Así se hizo. Louis fue conducido a un taller lleno de cuerpos humanos petrificados por alguna extraña maldición. Eran los autómatas de Niceron. Lo instalaron en una mesa cubierta de tarros de cola y ungüentos, y un monje, barbudo y calvo, lo examinó durante un buen rato, a veces tocándole alguna parte del rostro.
—Debe quedar totalmente distinto, irreconocible y, además, es necesario que su aspecto sea el de un perfecto asesino —le explicó gravemente Niceron.
El maquillaje duró dos horas. Le cortó el pelo todavía más corto y en la cabeza le pegó con cola una espantosa peluca rubia. Dos objetos muy desagradables le deformaron la nariz y modificaron su voz. Un tinte indeleble que duraría una semana, le aseguraron, le cambió la tez. Le puso los dientes negros y amarillentos. Le tiñó y depiló en parte las cejas. Por fin, le pegó pelo a pelo un falso bigote de espadachín. Cuando se miró a un espejo, Louis vio a un total desconocido que le dio un miedo terrible, tan pavoroso era su aspecto.
—Bien —decidió Niceron satisfecho—. Os llevaré a vuestra celda. Allí encontraréis comida, ropa, y podréis descansar.
Lo dejaron solo durante toda la tarde. Niceron volvió al anochecer con las instrucciones.
—Os explicaré a dónde os envío.

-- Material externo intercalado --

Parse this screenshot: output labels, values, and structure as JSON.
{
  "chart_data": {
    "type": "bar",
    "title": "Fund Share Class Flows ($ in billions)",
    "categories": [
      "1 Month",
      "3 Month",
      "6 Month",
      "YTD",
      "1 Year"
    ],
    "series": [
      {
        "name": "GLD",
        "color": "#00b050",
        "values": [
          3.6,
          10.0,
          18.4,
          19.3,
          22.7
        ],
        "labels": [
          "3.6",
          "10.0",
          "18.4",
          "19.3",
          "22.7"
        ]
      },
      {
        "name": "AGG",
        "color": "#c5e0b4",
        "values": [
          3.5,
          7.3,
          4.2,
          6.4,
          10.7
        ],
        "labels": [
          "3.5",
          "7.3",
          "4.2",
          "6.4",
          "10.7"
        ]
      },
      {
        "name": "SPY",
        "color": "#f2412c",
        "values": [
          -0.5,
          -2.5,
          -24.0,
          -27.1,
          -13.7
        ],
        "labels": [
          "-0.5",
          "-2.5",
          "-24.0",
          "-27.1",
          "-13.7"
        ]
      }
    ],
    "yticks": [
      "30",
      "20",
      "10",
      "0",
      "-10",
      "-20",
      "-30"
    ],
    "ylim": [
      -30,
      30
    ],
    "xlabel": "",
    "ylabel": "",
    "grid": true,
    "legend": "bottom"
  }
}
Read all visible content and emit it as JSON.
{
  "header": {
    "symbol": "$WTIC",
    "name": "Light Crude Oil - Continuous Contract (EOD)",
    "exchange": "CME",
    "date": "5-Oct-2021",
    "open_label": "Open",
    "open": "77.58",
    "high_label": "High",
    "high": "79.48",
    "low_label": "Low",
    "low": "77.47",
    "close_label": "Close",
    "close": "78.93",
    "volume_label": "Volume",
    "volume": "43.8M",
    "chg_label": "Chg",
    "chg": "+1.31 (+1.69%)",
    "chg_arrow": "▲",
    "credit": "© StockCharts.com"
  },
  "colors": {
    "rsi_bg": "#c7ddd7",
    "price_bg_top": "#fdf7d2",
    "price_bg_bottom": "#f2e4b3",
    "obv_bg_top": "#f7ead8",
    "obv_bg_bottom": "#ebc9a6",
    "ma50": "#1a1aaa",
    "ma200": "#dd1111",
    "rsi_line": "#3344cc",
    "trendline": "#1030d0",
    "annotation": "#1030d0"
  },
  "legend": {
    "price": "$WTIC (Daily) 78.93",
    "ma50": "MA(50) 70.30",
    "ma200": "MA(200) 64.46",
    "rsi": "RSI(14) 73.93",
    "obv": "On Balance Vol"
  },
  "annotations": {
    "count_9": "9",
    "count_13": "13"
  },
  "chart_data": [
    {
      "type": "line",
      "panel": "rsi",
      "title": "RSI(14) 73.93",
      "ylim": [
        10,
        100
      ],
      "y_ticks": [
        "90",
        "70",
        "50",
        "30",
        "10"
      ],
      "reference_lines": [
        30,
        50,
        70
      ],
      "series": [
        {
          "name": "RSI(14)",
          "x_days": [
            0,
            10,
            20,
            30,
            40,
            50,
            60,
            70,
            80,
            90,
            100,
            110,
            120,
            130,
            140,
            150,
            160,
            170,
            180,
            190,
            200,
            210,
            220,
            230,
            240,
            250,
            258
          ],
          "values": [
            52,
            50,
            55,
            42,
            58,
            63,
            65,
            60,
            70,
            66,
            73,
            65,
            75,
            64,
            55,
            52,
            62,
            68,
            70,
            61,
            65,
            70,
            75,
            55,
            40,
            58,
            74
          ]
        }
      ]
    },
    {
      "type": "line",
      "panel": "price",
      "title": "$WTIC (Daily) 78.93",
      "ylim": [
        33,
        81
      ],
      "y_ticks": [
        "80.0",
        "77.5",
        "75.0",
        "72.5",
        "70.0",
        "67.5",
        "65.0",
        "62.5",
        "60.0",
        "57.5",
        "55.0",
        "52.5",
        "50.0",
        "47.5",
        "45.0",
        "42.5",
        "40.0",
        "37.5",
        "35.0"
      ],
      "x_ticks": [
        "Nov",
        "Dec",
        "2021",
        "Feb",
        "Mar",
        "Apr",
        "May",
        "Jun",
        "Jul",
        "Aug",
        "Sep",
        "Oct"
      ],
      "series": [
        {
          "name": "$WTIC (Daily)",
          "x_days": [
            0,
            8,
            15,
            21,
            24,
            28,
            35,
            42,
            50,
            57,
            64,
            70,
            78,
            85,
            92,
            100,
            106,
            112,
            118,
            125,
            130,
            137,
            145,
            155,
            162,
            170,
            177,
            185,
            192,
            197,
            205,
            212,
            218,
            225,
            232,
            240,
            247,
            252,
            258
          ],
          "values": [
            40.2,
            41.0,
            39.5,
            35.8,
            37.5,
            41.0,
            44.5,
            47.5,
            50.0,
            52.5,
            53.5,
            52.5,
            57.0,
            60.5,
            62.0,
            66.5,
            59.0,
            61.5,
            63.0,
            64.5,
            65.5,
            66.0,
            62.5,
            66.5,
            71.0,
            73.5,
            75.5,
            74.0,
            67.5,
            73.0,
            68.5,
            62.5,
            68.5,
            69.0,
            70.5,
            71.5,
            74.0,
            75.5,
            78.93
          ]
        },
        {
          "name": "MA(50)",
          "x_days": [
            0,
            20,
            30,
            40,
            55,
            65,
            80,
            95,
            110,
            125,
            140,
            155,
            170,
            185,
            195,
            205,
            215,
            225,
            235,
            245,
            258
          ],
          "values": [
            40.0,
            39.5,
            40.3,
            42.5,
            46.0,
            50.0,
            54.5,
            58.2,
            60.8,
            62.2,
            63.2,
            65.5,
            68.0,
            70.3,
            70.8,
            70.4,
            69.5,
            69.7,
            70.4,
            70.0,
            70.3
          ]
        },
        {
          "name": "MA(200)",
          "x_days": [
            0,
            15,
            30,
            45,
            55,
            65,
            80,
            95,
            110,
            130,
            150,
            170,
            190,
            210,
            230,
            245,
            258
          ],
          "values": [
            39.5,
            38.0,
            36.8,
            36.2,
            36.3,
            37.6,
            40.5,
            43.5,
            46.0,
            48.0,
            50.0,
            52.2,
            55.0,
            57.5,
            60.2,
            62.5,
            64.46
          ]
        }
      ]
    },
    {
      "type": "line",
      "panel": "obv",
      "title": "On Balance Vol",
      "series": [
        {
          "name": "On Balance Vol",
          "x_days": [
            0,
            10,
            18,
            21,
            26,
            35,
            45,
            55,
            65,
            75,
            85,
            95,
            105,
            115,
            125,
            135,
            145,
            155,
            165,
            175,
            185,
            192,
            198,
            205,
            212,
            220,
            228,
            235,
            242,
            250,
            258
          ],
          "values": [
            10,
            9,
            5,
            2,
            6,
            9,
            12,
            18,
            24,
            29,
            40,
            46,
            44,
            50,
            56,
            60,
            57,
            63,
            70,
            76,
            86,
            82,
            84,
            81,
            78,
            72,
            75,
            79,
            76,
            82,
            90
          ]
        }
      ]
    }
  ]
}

Hace unos veinte años, tenía un compañero aquí. Lamentablemente, sedujo a una joven del barrio y fue expulsado de la orden. La muchacha murió y dejó un hijo. He seguido en contacto con este exmonje, dándole a veces la ayuda y el consuelo que tanto necesitaba. Ya no es sacerdote, pero sigue desempeñando ese papel… allí donde está.
Dejó la frase sin terminar. ¿Lamentaba haber utilizado las palabras desempeñar un papel?
Esta confesión se le había escapado. Sin embargo, prosiguió.
—¿Conocéis el Valle de la Miseria?
—Es el nombre con que se conoce el dédalo de callejuelas entre el Grand-Châtelet y el Sena.
—En efecto, ese lugar se parece un poco al infierno. Allí vive. Rodeado por el crimen, el fango y la ignominia. Pero sigue siendo un hombre de Dios. Si alguien puede introduciros entre los asesinos de Beaufort sin traicionaros, es él. Ésta es una carta para él. He escrito la dirección arriba con un plano sencillo para que os guiéis hasta allí.
Louis cogió el pliego.
—¿Podéis transmitir unas cartas que deseo escribir? —preguntó Louis a su vez.
Niceron dudó un instante imperceptible.
—Sí, pero prometedme no contar nada de lo que vais a hacer.
—No temáis.
Louis escribió a Julie, a sus padres y a Gaston. Les aseguró que su salud era excelente y que pronto volvería.
Se acostó temprano.
Al amanecer, Niceron fue a despertarlo para acompañarlo a la puerta del convento.